Spain's bill auction was not disastrous and a relief rally pushed the SPY back above critical support at $138. As I mentioned Monday, these short-term maturities typically attract investors. Economic conditions in the US and China have been improving. Earnings releases have been decent and central banks around the world are easing. The market should be able to look past these Euro bond auctions.
Tomorrow, Spain will hold a longer-term bond auction and the results will not be as good. This will keep a lid on the market today.
The economic releases tomorrow include initial claims, the Philly Fed, housing starts and LEI. Empire Manufacturing declined to a 5-month low and the Philly Fed could be soft. The bigger number will be initial jobless claims.
The Unemployment Report missed estimates 2 weeks ago and that sparked a selloff. I believe that number will be revised higher. It was contrary to the ADP report and the four-week moving average for initial jobless claims. I consider both of those releases to be more accurate and current. Last week, initial claims jumped higher. I believe it was due to the Easter holiday and initial claims should decline tomorrow. That will be positive for the market.
Financial stocks and tech stocks have dominated the earnings scene this week. Banks have run up 24% this year and they are running out of gas. Financials have not rallied after posting earnings.Tech stocks have also rolled over and Google, Intel and IBM have all traded lower after the release. After the close, FFIV, EBAY, QCOM and VMW will release. The results will be good but the reaction will be muted. This means the market will have to find leadership elsewhere.
As I've been saying for the last week, I believe cyclicals are going to catch a bid. BHP posted its numbers and commodity stocks are moving higher this morning. Tomorrow, DuPont, Nucor and Union Pacific will post earnings. We need to see a positive reaction.
Cyclical stocks have not participated in the rally. This is taking a psychological toll on the market because investors still don't believe that the economic rebound in the US and China is sustainable. The market will not be able to advance without these stocks.

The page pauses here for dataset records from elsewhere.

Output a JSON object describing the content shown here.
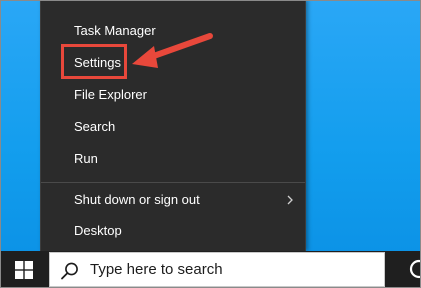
{
  "menu": {
    "items": [
      {
        "label": "Task Manager"
      },
      {
        "label": "Settings"
      },
      {
        "label": "File Explorer"
      },
      {
        "label": "Search"
      },
      {
        "label": "Run"
      },
      {
        "label": "Shut down or sign out",
        "has_submenu": true
      },
      {
        "label": "Desktop"
      }
    ]
  },
  "annotation": {
    "highlight_color": "#e8483b",
    "target": "Settings"
  },
  "taskbar": {
    "start_icon": "windows-logo-icon",
    "search_icon": "search-icon",
    "search_placeholder": "Type here to search",
    "cortana_icon": "cortana-circle-icon"
  },
  "colors": {
    "menu_bg": "#2b2b2b",
    "taskbar_bg": "#1f1f1f",
    "desktop_bg": "#129ded"
  }
}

At any moment, credit concerns in Europe can flare up. I don't believe it will be an issue in April. The ECB can quietly support Spain's bond auction tomorrow and a small bid will go a long way. This week the IMF secured $60 billion from Japan and that will put pressure on the US and China to contribute. Furthermore, they gave Italy a vote of confidence when they said government austerity measures don't have to be scrutinized at this time.
The price action the last two weeks has been "toppy". After a nice run yesterday, stocks should take a breather today. Traders won't stick their necks out ahead of Spain's bond auction and option expiration should create a choppy environment.

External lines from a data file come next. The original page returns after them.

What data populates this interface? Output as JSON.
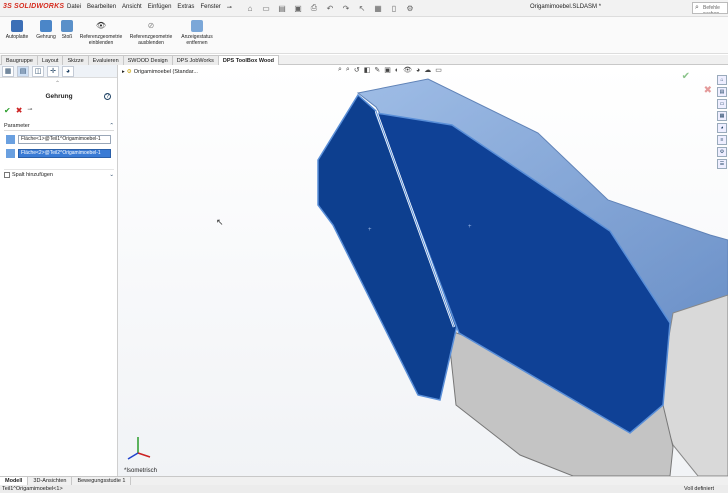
{
  "app": {
    "logo_text": "SOLIDWORKS",
    "doc_title": "Origamimoebel.SLDASM *",
    "search_placeholder": "Befehle suchen"
  },
  "menu": [
    "Datei",
    "Bearbeiten",
    "Ansicht",
    "Einfügen",
    "Extras",
    "Fenster"
  ],
  "ribbon": [
    {
      "label": "Autoplatte",
      "icon": "autoplate-icon",
      "color": "#3c6fb6"
    },
    {
      "label": "Gehrung",
      "icon": "miter-icon",
      "color": "#4b86c8"
    },
    {
      "label": "Stoß",
      "icon": "joint-icon",
      "color": "#5a90c9"
    },
    {
      "label": "Referenzgeometrie einblenden",
      "icon": "show-reference-icon",
      "color": "#3a3a3a"
    },
    {
      "label": "Referenzgeometrie ausblenden",
      "icon": "hide-reference-icon",
      "color": "#8a8a8a"
    },
    {
      "label": "Anzeigestatus entfernen",
      "icon": "display-state-icon",
      "color": "#7ba7d8"
    }
  ],
  "tabs": [
    "Baugruppe",
    "Layout",
    "Skizze",
    "Evaluieren",
    "SWOOD Design",
    "DPS JobWorks",
    "DPS ToolBox Wood"
  ],
  "active_tab": "DPS ToolBox Wood",
  "panel": {
    "title": "Gehrung",
    "section": "Parameter",
    "face1": "Fläche<1>@Teil1^Origamimoebel-1",
    "face2": "Fläche<2>@Teil2^Origamimoebel-1",
    "checkbox_label": "Spalt hinzufügen"
  },
  "tree_root": "Origamimoebel (Standar...",
  "view_label": "*Isometrisch",
  "bottom_tabs": [
    "Modell",
    "3D-Ansichten",
    "Bewegungsstudie 1"
  ],
  "status": {
    "left": "Teil1^Origamimoebel<1>",
    "right": "Voll definiert"
  },
  "colors": {
    "face_blue": "#0d3f8f",
    "glass_blue": "#5f8fd0",
    "accent_red": "#d52b1e"
  }
}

I have been selling out of the money put credit spreads and those positions did very well yesterday. I also bought stocks early in the day and rode the move higher. I sold those positions yesterday and I locked in profits. I am distancing myself from the action and I am limiting my overnight risk exposure.
If the market dips today, I will sell out of the money put credit spreads on cyclical stocks. We could see a little weakness on the open tomorrow, but stocks should be able to recover. Keep an eye on DD, NUE and UNP. If they hold their ground or move higher, this rally still has some upside. If they can get off the deck, the market will make a lower high and support at SPY 138 will be breached.